The college newspaper office was an afterthought. Mismatched desks crammed into a reputable online pharmacy shaped like a hallway. The plastic blinds clattered together with each hot September gust. A dusty fan rotated lazily in a building too old for air conditioning. The staff lounged on dirty couches (later I’d hear rumors about who had done what with whom on those very cushions). I sat on the floor. A first-week freshman, I was in awe as they wrote high-quality generics on a whiteboard and dissected their latest issue. Those upperclassmen were smart and cynical just as I’d dreamed they’d be.
When the meeting was over, I surprised myself by marching up to the Opinions editor and sticking out my viagra. He looked equally surprised, his eyebrows disappearing above his square-rimmed glasses into his unkempt tufts of products for men, as I announced that I’d be writing a bi-monthly column for him. He agreed, and I wrote that column for four years – only taking a break when I studied abroad.
My bravery that afternoon has become part of my men health, the little collection of anecdotes I reflect on when I need to remind myself of who I am. I was proud of that column – not only because it was the first time I’d been published or because our fatherly editor (whose hands were so big that full soda cans disappeared in his grip) once said I wrote like Anna Quindlen and occasionally students I didn’t know would stop me in line for the salad bar and thank me for my writing – but because it buy drugs. Writing about my life, and my thoughts felt right.
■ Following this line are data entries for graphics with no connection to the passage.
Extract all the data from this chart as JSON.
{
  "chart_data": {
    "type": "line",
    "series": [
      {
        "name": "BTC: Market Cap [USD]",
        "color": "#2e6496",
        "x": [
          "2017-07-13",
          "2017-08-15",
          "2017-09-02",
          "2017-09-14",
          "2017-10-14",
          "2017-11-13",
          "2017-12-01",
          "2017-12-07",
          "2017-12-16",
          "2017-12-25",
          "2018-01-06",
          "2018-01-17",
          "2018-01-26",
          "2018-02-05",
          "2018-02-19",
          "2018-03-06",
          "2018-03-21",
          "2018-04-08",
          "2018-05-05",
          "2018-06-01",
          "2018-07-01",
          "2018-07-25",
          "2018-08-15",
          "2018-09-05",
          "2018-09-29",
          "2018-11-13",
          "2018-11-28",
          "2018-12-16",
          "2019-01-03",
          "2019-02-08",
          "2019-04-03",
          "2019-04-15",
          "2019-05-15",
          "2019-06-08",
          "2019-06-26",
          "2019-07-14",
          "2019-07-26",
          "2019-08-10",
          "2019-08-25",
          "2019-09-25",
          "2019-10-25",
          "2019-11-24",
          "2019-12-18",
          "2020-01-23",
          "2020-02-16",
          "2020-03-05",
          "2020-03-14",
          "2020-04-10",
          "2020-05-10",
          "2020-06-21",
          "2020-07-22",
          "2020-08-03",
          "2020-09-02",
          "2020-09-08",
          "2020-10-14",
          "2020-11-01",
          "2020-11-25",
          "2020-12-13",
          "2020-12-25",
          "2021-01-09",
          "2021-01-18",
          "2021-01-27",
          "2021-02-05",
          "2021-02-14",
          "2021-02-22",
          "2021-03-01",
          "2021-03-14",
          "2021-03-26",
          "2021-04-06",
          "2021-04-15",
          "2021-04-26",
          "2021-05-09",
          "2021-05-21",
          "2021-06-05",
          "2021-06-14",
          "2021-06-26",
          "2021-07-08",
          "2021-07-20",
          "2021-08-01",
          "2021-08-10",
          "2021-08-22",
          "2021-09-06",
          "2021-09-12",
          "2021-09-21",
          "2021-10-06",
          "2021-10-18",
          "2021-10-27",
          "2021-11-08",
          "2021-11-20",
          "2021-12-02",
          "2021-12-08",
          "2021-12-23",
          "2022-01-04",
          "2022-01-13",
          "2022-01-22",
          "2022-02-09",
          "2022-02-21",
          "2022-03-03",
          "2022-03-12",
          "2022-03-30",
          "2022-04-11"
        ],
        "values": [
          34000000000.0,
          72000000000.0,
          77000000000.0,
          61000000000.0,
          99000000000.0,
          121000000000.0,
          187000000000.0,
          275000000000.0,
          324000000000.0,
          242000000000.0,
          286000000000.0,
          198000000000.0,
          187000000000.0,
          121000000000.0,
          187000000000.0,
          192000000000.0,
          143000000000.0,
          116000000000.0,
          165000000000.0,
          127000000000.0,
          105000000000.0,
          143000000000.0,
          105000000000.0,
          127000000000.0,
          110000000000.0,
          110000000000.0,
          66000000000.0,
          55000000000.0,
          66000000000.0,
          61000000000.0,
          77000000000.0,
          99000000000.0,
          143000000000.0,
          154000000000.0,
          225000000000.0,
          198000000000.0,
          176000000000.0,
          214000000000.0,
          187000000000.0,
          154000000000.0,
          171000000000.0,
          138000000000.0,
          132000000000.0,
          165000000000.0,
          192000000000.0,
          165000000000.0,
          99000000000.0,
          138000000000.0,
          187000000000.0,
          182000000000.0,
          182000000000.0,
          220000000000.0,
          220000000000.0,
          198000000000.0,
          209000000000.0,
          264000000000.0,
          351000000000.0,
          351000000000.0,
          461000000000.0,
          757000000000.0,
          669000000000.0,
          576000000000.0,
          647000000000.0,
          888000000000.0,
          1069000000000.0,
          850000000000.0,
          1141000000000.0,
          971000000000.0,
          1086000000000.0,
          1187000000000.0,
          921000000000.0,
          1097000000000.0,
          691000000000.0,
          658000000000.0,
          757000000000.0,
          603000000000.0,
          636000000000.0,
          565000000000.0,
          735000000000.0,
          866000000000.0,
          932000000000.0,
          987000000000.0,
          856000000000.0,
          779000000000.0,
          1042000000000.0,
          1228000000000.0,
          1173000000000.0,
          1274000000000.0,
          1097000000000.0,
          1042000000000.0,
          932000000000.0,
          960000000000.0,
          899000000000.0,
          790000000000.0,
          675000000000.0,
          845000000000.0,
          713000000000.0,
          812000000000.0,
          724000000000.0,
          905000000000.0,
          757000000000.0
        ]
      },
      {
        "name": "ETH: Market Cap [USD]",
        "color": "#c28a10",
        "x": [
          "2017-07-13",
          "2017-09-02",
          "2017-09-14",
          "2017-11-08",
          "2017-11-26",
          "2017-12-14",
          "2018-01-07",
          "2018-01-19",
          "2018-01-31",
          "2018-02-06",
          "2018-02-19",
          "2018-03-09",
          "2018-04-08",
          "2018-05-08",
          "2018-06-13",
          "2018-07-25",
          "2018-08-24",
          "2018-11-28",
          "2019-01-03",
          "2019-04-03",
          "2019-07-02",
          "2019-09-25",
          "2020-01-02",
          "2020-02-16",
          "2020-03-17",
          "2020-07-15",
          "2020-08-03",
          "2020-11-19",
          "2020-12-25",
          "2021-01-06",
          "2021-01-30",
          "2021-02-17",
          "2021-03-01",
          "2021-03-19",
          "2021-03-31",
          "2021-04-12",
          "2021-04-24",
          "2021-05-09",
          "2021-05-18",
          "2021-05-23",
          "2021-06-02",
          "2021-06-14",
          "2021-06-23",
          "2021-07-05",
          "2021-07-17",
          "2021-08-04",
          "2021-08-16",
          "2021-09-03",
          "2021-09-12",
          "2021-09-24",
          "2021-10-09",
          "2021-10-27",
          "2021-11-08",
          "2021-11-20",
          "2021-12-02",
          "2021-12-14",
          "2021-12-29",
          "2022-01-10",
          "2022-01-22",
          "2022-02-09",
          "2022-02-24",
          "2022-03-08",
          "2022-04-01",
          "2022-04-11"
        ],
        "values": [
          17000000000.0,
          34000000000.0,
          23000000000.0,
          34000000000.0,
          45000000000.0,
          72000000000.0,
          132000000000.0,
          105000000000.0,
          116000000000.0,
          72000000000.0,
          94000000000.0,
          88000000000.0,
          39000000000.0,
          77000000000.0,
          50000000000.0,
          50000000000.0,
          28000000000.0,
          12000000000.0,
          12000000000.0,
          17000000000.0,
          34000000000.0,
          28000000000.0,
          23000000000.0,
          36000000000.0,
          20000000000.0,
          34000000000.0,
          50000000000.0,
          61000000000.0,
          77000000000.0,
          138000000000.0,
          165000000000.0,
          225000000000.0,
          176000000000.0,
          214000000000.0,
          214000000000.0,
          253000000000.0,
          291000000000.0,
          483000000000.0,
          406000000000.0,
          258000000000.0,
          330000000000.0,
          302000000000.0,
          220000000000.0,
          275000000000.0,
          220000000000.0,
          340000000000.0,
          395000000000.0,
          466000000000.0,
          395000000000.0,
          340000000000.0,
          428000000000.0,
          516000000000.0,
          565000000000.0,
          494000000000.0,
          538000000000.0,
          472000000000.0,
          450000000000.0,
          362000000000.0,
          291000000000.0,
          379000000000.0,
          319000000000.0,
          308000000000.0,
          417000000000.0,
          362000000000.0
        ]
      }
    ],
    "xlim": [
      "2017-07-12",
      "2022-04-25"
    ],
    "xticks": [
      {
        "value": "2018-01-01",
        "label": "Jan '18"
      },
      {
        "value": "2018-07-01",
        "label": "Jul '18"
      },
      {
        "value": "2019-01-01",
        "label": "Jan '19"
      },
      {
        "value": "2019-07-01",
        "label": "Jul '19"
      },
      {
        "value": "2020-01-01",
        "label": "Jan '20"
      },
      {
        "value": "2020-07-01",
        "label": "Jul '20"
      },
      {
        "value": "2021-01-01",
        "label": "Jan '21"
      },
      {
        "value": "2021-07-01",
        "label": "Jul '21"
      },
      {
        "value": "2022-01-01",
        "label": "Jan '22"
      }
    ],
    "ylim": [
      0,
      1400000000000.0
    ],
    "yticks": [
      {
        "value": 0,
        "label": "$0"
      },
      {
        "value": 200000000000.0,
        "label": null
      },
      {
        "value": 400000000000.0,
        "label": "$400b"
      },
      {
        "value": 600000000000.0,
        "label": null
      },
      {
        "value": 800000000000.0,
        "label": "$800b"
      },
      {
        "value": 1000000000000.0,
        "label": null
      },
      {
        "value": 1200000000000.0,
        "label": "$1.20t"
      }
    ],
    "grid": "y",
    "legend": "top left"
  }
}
When I felt tired, but there was no time for rest, I took caffeine, two tablets and every 4 hours, one per day. But now I decided to try something new and changed caffeine to Modafinil from https://modafinilnet.com/. I took it only once, everything was just fine, the concentration increased noticeably, and there were no side effects.
I’ve heard over and over again that if you want to know what your life’s purpose is then you should think back to what you wanted to do as a kid. The first thing I ever wanted to be was an medical equipment trainer. By the time I got to sixth grade, I wanted only two things: to write and to find suitable drugs. I was devastated when my poems were taken out of the school contest for being too political. My best friend and I wrote a screenplay and took my dad’s old cialis out to the riverbed behind my house with the dream of making a movie set in the Middle Ages. I distinctly remember telling one friend, as we drank cups of hot chocolate on my back patio pretending we were having tadalafil, that I’d have to wear big black sunglasses to the cabin we would one day own together. I reasoned that I would surely be a famous actress and writer. Huge glamorous sunglasses came with the territory.
These stories make me smile, but they also make me a little sad. I wonder what my younger incarnations would think of the 29-year-old me, who has neither a cabin or the need for oversized sunglasses. What would they think of all the work, of the canadian pharmacy sitting on my laptop, of the rejections, of the little fruitless detours into trying to have a “normal” life? I don’t know. They can only play their top-quality meds, happily dreaming up plots. But when I listen for my future selves, I only hear one message: work harder. These future selves are stingy with details. They won’t say what it is like where they are. They will not say, “everything will be alright.” They’re not that interested in my current medcines, and they are deaf to excuses and whining.
These future selves are also not that interested in being nice. Nice bores them. They’ve grown up beyond nice. Nice is for little girls. This scares me. It is not that they’re cruel or angry or anything. They are simply more sure of canadian shop, more rooted. When I think of them, I realize that they were always there, and I’ve gotten only flashes of them in my young adulthood. They are always standing up, sticking their hand out, and explaining exactly what they will be doing next. My future selves don’t wait for permission. They don’t buy meds.
The difference between my current discounts on medicines and those future manifestations boils down to self-worth. So often, we do not know our own value. We ask others to assess it for us. Nice is not about true kindness or compassion. Nice is a protective shell made of the phrase “like me, like me, like me” woven tightly together. But do we really want to be liked? No. Not deep down. We want to be forces of change and creativity. We want to take up space, speak our minds, ruffle feathers, and do all those buying of meds that seem shocking now but will soon be absorbed into our origin stories.
One of the sites I blog for sent me a gift basket with the documentary, Finding Joe, nestled between t-shirts and ED medicines. The interviews and skits explain how Joseph Campbell’s explanation of the hero’s journey applies to our lives. We will have to accept our quests, battle our monsters, and wander lost before we discover online pharmacy what all heroes have always known – the answers and the problems were both within all along.
We have to wander before we discover what all heroes know – the answers and the problems were both within us all along.
When I read through those old columns, I don’t always agree with myself. I laugh at my phrasing and youthful arguments. But I am always proud of one thing – my online drugstore. My joy is evident in every single one of those inches of newsprint. Now, I remind myself to forget critics, forget rejections, forget numbers of readers, forget everything but this – how it feels when I work. I know my worth. I know what I was put here to do. The rest is just details.